In terms of what happens next, the United States needs to investigate Karkoc's denial of military service on the application form he filed in order to immigrate to the United States.
Karkoc was admitted into this country under the 1948 Displaced Persons Act, designed to authorize for a limited period of time the admission into the United States of certain European displaced persons for permanent residence and or other purposes.
After World War II there were more than 250,000 Jewish displaced persons between 1945 and 1952 living in DP camps throughout Germany and Austria, waiting to regain their lives after the Holocaust. At first the thought was to return them to their countries of origin but most had no homes or families to go back to, and antisemitism remained problematic. The Displaced Persons Act at first was not specific or favorable to the Jewish DP's and many Jews continued to wait to immigrate to the United States. It was not until 1950 that the act was amended and Jews had more accessibility to emigrate. By 1952 80,000 displaced Jews made it to the US with the additional aid of Jewish relief agencies. Of those 80,000 it is believed that roughly three to four hundred made Minnesota their new home.
Life in Minnesota was not easy for the new Jewish immigrants, jobs were hard to come by and the larger community did not quite understand what these refugees had experienced during the war. Most did not speak of their Holocaust experiences until much later, when people began to ask and wanted to hear about what they witnessed.
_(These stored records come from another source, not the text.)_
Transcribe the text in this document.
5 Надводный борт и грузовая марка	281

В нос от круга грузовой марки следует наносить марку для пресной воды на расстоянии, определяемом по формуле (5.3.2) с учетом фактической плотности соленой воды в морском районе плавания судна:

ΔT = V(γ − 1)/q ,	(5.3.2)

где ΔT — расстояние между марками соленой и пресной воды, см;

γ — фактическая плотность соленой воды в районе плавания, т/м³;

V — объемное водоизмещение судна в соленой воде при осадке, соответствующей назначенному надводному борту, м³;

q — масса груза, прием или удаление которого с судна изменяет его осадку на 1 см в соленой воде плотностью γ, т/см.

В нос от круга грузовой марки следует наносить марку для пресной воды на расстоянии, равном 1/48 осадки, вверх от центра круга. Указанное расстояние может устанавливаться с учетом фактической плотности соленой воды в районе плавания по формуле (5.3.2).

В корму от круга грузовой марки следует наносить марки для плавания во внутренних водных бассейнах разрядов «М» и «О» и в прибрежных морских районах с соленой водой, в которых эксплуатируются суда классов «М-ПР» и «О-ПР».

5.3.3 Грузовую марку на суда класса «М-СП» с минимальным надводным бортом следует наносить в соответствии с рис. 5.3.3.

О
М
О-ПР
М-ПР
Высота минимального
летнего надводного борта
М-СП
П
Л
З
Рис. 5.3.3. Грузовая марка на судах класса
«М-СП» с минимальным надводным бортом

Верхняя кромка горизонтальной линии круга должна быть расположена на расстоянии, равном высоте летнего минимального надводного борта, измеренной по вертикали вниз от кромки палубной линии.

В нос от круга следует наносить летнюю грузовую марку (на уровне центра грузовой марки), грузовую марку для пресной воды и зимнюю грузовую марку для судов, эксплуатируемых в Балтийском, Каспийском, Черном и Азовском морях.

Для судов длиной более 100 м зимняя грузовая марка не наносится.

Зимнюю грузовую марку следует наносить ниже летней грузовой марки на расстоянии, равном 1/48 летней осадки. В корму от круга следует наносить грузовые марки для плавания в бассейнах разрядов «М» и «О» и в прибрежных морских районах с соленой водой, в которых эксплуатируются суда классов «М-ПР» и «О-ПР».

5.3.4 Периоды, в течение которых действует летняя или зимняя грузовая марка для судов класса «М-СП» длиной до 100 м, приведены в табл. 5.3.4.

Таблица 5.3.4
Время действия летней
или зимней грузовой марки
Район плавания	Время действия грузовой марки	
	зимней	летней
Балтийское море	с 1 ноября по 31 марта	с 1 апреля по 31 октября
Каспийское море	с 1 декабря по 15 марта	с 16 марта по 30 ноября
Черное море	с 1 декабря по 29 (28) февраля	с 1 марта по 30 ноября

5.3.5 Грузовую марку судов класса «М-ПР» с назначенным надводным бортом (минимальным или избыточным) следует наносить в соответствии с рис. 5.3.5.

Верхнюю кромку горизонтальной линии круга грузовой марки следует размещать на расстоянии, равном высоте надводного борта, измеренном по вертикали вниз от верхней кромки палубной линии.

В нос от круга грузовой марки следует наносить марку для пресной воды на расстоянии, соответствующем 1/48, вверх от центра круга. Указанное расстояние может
When the news of Karkoc's alleged Nazi past appeared on every Minnesota news and media outlet, local Holocaust survivors began to speak up, hoping that if he did indeed commit these crimes against his fellow Ukrainians and Poles, murdering women and children, that he would be brought to justice. Many wondered how he was able to slip into this country under the act that was designed to help people who had been victims of Nazi persecution and could not return home. As one survivor said, "The fact that he was let into the US and has lived a relatively quiet and happy life is problematic because justice has not been served."
Sources for this article: United States Holocaust Memorial Museum Encyclopedia, University of Washington Bothel Library.